Allora: ho assaggiato questa torta per la prima volta a Moena, al matrimonio di un’amica …o meglio, in hotel la mattina del matrimonio, a colazione. Ho scoperto dopo che si trattava di una torta tipica della zona.
Il Ciriaco mi ha guardato con occhi in lacrime, e ho promesso di rifargliela. Da allora la faccio spesso, perchè ha un sapore integrale buonissimo dato dal grano saraceno, ma addolcito dalla marmellata di frutti di bosco (che lui mangia a barattoli e non a cucchiai).

Dunque, ecco le dosi:

250 g di farina di grano saraceno (io ho usato quella della Nutrifree)
50 g di fecola di patate (ho usato la Colombo)
300 g di burro
300 g di zucchero
6 uova
1 bustina di lievito
Un barattolo di marmellata di frutti di bosco
zucchero a velo (anche quello Colombo, ho scoperto la marca gluten free da poco)

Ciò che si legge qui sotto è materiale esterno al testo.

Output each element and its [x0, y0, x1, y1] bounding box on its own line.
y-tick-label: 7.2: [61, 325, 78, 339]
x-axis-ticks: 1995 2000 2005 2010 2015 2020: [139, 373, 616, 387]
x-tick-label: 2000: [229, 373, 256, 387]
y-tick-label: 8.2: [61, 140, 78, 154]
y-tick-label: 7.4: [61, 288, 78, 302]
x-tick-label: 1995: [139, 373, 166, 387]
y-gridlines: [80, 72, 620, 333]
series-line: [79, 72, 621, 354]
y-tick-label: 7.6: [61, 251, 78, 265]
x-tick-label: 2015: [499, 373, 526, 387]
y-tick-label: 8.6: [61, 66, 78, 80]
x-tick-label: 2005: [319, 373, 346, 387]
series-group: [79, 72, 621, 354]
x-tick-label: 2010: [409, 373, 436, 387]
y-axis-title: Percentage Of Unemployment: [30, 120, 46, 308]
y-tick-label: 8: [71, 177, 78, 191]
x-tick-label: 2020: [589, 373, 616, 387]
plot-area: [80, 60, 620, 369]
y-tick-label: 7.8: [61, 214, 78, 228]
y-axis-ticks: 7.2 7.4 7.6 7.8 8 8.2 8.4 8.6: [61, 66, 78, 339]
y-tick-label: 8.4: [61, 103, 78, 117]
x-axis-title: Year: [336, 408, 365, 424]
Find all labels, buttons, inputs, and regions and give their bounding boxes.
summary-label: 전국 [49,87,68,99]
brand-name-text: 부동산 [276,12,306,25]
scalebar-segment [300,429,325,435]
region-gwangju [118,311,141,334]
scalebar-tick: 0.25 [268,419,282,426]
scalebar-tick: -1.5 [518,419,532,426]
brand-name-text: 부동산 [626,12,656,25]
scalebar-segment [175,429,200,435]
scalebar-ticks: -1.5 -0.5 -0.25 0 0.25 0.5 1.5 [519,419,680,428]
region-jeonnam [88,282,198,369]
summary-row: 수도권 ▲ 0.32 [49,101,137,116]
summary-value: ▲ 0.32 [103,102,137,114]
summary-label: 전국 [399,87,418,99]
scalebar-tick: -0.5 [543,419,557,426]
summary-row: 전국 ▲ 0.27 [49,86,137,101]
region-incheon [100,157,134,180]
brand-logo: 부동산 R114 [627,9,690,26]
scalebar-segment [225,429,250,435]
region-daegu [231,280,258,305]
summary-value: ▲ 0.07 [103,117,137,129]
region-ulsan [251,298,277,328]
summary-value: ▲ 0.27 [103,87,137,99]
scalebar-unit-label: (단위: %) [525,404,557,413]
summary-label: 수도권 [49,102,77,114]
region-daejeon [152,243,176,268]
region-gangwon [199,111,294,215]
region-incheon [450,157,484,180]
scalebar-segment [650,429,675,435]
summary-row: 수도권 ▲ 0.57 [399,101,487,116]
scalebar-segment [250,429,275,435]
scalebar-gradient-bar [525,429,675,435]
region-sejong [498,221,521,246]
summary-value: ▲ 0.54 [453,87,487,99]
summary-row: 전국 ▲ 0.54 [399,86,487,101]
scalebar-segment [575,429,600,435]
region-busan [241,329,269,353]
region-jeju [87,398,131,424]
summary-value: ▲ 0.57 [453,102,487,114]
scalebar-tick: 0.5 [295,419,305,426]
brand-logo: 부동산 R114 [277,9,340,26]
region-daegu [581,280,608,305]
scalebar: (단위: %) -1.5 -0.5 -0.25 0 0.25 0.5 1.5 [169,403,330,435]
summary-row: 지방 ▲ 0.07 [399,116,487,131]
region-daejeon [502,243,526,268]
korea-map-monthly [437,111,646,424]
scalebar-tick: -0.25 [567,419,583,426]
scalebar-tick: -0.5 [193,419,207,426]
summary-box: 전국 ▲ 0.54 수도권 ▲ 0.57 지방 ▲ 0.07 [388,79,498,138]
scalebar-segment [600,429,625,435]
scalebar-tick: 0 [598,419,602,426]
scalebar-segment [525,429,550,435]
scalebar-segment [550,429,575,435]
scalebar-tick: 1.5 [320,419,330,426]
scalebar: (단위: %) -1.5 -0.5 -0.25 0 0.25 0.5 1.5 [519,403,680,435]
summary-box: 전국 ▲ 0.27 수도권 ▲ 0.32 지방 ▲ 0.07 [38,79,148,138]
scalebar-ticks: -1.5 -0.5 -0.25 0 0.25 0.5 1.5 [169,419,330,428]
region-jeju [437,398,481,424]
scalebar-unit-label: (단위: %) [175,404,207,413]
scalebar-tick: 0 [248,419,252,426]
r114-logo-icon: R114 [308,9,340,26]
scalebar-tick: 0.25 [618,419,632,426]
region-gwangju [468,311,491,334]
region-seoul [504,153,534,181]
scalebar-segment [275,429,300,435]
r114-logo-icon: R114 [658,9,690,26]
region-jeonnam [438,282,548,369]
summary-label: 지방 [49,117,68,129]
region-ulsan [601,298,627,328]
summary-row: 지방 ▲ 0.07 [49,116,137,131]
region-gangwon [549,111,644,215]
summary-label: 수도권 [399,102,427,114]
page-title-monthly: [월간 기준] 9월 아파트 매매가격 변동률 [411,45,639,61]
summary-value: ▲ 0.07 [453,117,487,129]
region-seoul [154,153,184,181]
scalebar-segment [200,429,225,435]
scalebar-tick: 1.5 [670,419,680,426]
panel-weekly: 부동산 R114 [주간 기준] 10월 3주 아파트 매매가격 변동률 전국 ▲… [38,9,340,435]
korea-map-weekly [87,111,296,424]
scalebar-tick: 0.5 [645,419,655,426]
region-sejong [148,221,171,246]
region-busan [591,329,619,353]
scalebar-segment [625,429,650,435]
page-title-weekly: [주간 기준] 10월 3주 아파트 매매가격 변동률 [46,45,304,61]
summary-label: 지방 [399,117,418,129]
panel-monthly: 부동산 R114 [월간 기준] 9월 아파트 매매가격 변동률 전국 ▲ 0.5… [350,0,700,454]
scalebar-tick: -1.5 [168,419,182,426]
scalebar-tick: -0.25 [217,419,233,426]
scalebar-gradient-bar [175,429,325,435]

Il procedimento è il classico delle torte base: ho sbattuto tuorli e zucchero con il mixer, ho aggiunto un po’ di cannella (ma io la metterei dappertutto), poi le due farine a poco a poco, il burro fuso, il lievito, e alla fine gli albumi montati a neve ferma.
Una volta cotta, quando si è raffreddata l’ho farcita con la marmellata e l’ho ricoperta di zucchero a velo.
Insomma, è davvero semplicissima ma il suo sapore è unico!!! :oP

Gemellaggio Trentino Sicilia: crostata di carrube alla marmellata di frutti di bosco

                                           crostata light senza glutine

Niente da fare, era rimasta ancora un bel po’ di farina di carrube e visto che i biscotti erano venuti buonissimi ho pensato di fare una torta.
Avevo molta voglia di fare la torta tipica trentina con grano saraceno e marmellata e quindi ho inventato una pasta frolla con la farina di carrube (ardito eh????).
Della mia ricetta per la pasta frolla ho solo cambiato la combinazione delle farine, e ho messo l’olio (per altro pochissimo) invece del burro:

125 g farina di riso (io ho usato >Vital Nature)
125 g farina >Schaer
100 g farina di carrube (se non si ha una mamma con il Bimby, quella senza glutine è >questa
3 tuorli + 1 uovo intero
100 g di zucchero
50 g di olio d’oliva 
1 cucchiaino di lievito

Il procedimento per la pasta frolla lo trovate qui, non cambia. L’impasto è venuto molto bene, e l’accoppiata con i frutti di bosco può sembrare strana ma in realtà è molto gradevole, e ‘rustica’!

Biscotti di carrube

                                          farina di carrube come farina alternativa

La ricetta è nata dalla necessità di liberarmi di un po’ di farina di carrube che mia madre mi aveva dato a Natale. La fa lei, con il Bimby, e quindi è assolutamente gluten free

Io, le carrube, le odio! Ma il Ciriaco – nonostante le adori – mi ha intimato di far sparire il sacchetto di farina (odora più o meno di pecorino stagionato) dopo averlo addirittura sfrattato dalla dispensa.
Quindi, dopo attenta ricerca, ho deciso di fare dei biscotti, seguendo le indicazioni trovate qui
La ricetta l’ho dovuta modificare per via del rendimento delle farine che ho usato e anche perchè non avevo il caramello di carrube, quindi questi sono stati gli ingredienti definitivi:
  • 150 g farina (mix pane Schar)
  • 150 g farina di riso (ho usato Vital Nature)
  • 150 g. zucchero;
  • 100 g. farina di carrube (io ho usato quella di mamma ma quella di Tibiona è senza glutine)
  • 2 uova
  • 125 g. burro
  • cannella
  • una bustina di lievito
Ho mischiato (inizialmente con il frullino) uova (intere) e zucchero, ho aggiunto il lievito, poi la farina di carrube.  Ho unito il burro fuso e e in seguito, continuando a mescolare, le restanti farine a poco a poco, finchè la consistenza non mi ha più permesso di usare il frullino e  ho continuato con un cucchiaio. La consistenza finale è quella di una pasta frolla molto più morbida, da poter mettere in una sac-a-poche.
Ho dato ai biscotti una forma ad S come diceva la ricetta originale e in effetti sono venuti molto carini :)
Li ho cotti per 7 minuti (attenzione, il mio forno è ventilato, quindi in genere cuoce in metà tempo) a 200 gradi.
Sono stati una piacevole sorpresa: buonissimi e leggeri!